His tragic, larger than life tale of valiantly striving, but coming up short spoke to Shooto’s audience. Shooto was not just a promotion linked to bustling Tokyo. It was practically a sport in itself with a well-organised amateur scene. Such a figure head who fought exclusively within the promotion or on its behalf was vital to its continued success. Sato was a symbol to its small but passionate fanbase: regardless of Shooto’s niche appeal, the fights and the fighters still mattered. Rumina Sato was the ultimate company man, and for this, he was granted one final gift.
Rumina Sato – Final Chance
A final shot at a Shooto world title, this time at its 143 lb belt, held by Takashi Inoue. Sato was on a three fight losing streak, and few expected a miracle. But many hoped.

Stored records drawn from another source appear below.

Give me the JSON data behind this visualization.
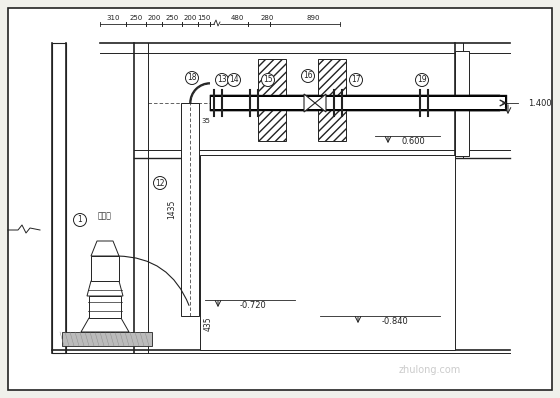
{
  "bg": "#f0f0eb",
  "lc": "#222222",
  "dim_top": [
    "310",
    "250",
    "200",
    "250",
    "200",
    "150",
    "480",
    "280",
    "890"
  ],
  "elev": {
    "e1": "1.400",
    "e2": "0.600",
    "e3": "-0.720",
    "e4": "-0.840"
  },
  "vdim": {
    "d1": "1435",
    "d2": "435",
    "d3": "35"
  },
  "nums": [
    "1",
    "12",
    "13",
    "14",
    "15",
    "16",
    "17",
    "18",
    "19"
  ],
  "pump_label": "污水泵",
  "watermark": "zhulong.com"
}
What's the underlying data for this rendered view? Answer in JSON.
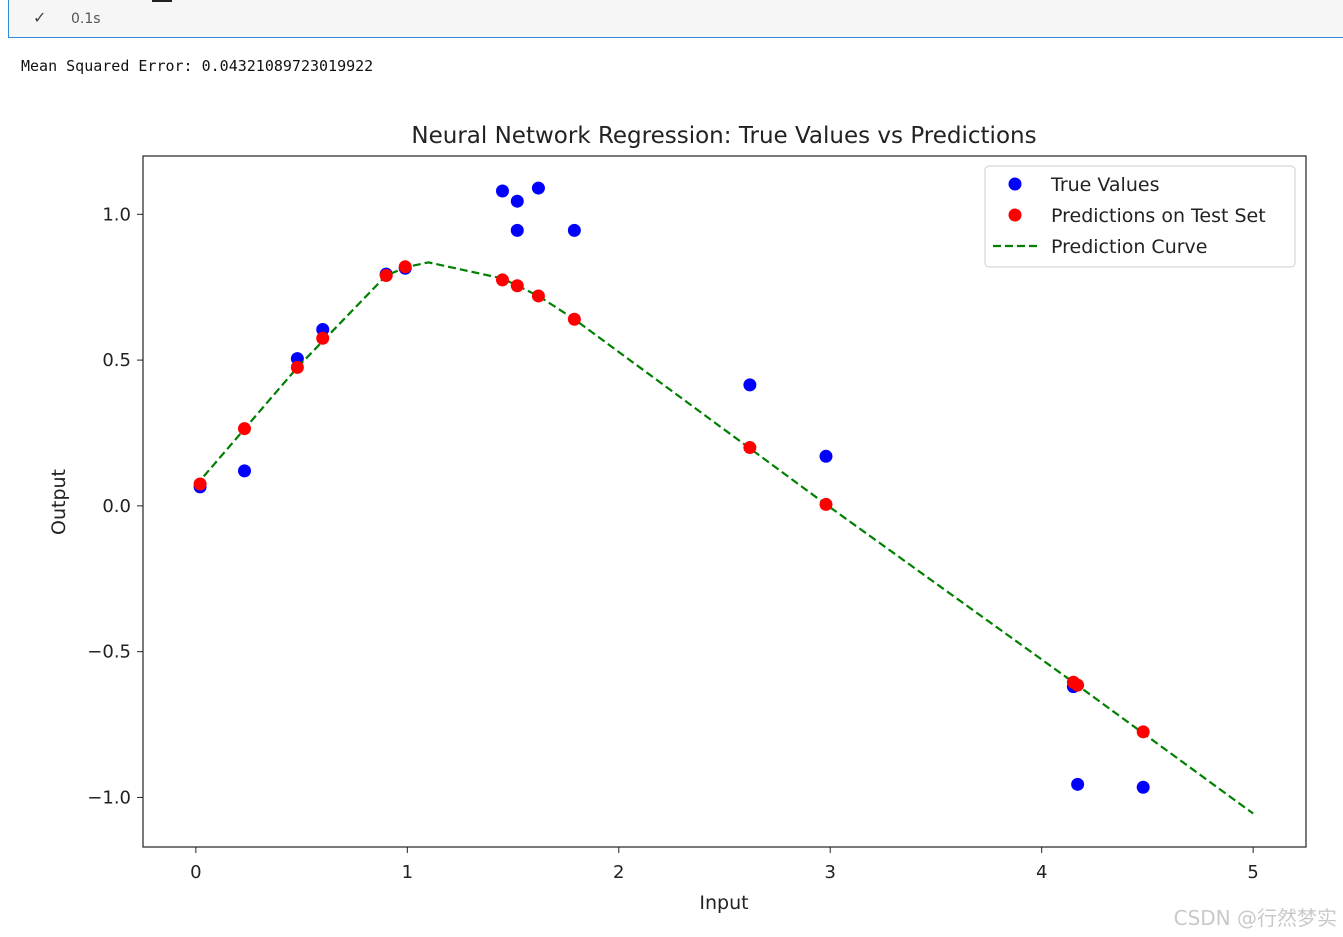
{
  "cell": {
    "status_icon": "check-icon",
    "exec_time": "0.1s"
  },
  "output": {
    "mse_line": "Mean Squared Error: 0.04321089723019922"
  },
  "chart_data": {
    "type": "scatter",
    "title": "Neural Network Regression: True Values vs Predictions",
    "xlabel": "Input",
    "ylabel": "Output",
    "xlim": [
      -0.25,
      5.25
    ],
    "ylim": [
      -1.17,
      1.2
    ],
    "xticks": [
      0,
      1,
      2,
      3,
      4,
      5
    ],
    "xtick_labels": [
      "0",
      "1",
      "2",
      "3",
      "4",
      "5"
    ],
    "yticks": [
      1.0,
      0.5,
      0.0,
      -0.5,
      -1.0
    ],
    "ytick_labels": [
      "1.0",
      "0.5",
      "0.0",
      "−0.5",
      "−1.0"
    ],
    "legend_position": "top-right",
    "series": [
      {
        "name": "True Values",
        "kind": "scatter",
        "color": "#0000ff",
        "points": [
          [
            0.02,
            0.065
          ],
          [
            0.23,
            0.12
          ],
          [
            0.48,
            0.505
          ],
          [
            0.6,
            0.605
          ],
          [
            0.9,
            0.795
          ],
          [
            0.99,
            0.815
          ],
          [
            1.45,
            1.08
          ],
          [
            1.52,
            1.045
          ],
          [
            1.52,
            0.945
          ],
          [
            1.62,
            1.09
          ],
          [
            1.79,
            0.945
          ],
          [
            2.62,
            0.415
          ],
          [
            2.98,
            0.17
          ],
          [
            4.15,
            -0.62
          ],
          [
            4.17,
            -0.955
          ],
          [
            4.48,
            -0.965
          ]
        ]
      },
      {
        "name": "Predictions on Test Set",
        "kind": "scatter",
        "color": "#ff0000",
        "points": [
          [
            0.02,
            0.075
          ],
          [
            0.23,
            0.265
          ],
          [
            0.48,
            0.475
          ],
          [
            0.6,
            0.575
          ],
          [
            0.9,
            0.79
          ],
          [
            0.99,
            0.82
          ],
          [
            1.45,
            0.775
          ],
          [
            1.52,
            0.755
          ],
          [
            1.62,
            0.72
          ],
          [
            1.79,
            0.64
          ],
          [
            2.62,
            0.2
          ],
          [
            2.98,
            0.005
          ],
          [
            4.15,
            -0.605
          ],
          [
            4.17,
            -0.615
          ],
          [
            4.48,
            -0.775
          ]
        ]
      },
      {
        "name": "Prediction Curve",
        "kind": "line",
        "style": "dashed",
        "color": "#008000",
        "points": [
          [
            0.0,
            0.07
          ],
          [
            0.48,
            0.475
          ],
          [
            0.9,
            0.79
          ],
          [
            1.0,
            0.82
          ],
          [
            1.1,
            0.835
          ],
          [
            1.45,
            0.78
          ],
          [
            1.52,
            0.755
          ],
          [
            1.62,
            0.72
          ],
          [
            1.79,
            0.64
          ],
          [
            2.98,
            0.005
          ],
          [
            4.15,
            -0.605
          ],
          [
            5.0,
            -1.055
          ]
        ]
      }
    ]
  },
  "watermark": "CSDN @行然梦实"
}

Sato’s spirit was willing but his flesh was tired from years of matches. But even with one leg bandaged, Sato gave a good account of himself. He used jabs interspersed with unusual attacks to keep Inoue at bay. The axe kick returned. He also made use of a spinning back kick, as well as a stutter step overhand. Then, suddenly, one of Sato’s wilder overhands found its mark. Inoue was on wobbly legs and the years seemed to melt off just for a moment as Sato pounced. Inoue dragged himself back to his feet through a hail of ground and pound.
Sato refused to let this final opportunity slip through his fingers. Grasping a double collar tie, he threw knee after knee. But Inoue would not go down and he responded by blasting Sato with hooks. Finally, Sato was sent reeling and Inoue followed up with relentless ground and pound for the finish.
Sato would battle on for five more fights, but after being knocked out three times in a row chose to call it a day for his MMA career. He would continue working with Shooto, helping their amateur league prosper, and even recently still competes in grappling events.
It’s a bittersweet career in many ways, but while Sato may never have won a world championship, the adoration and respect he inspired in the Shooto fanbase and that of the wider MMA world shines brighter than any belt could.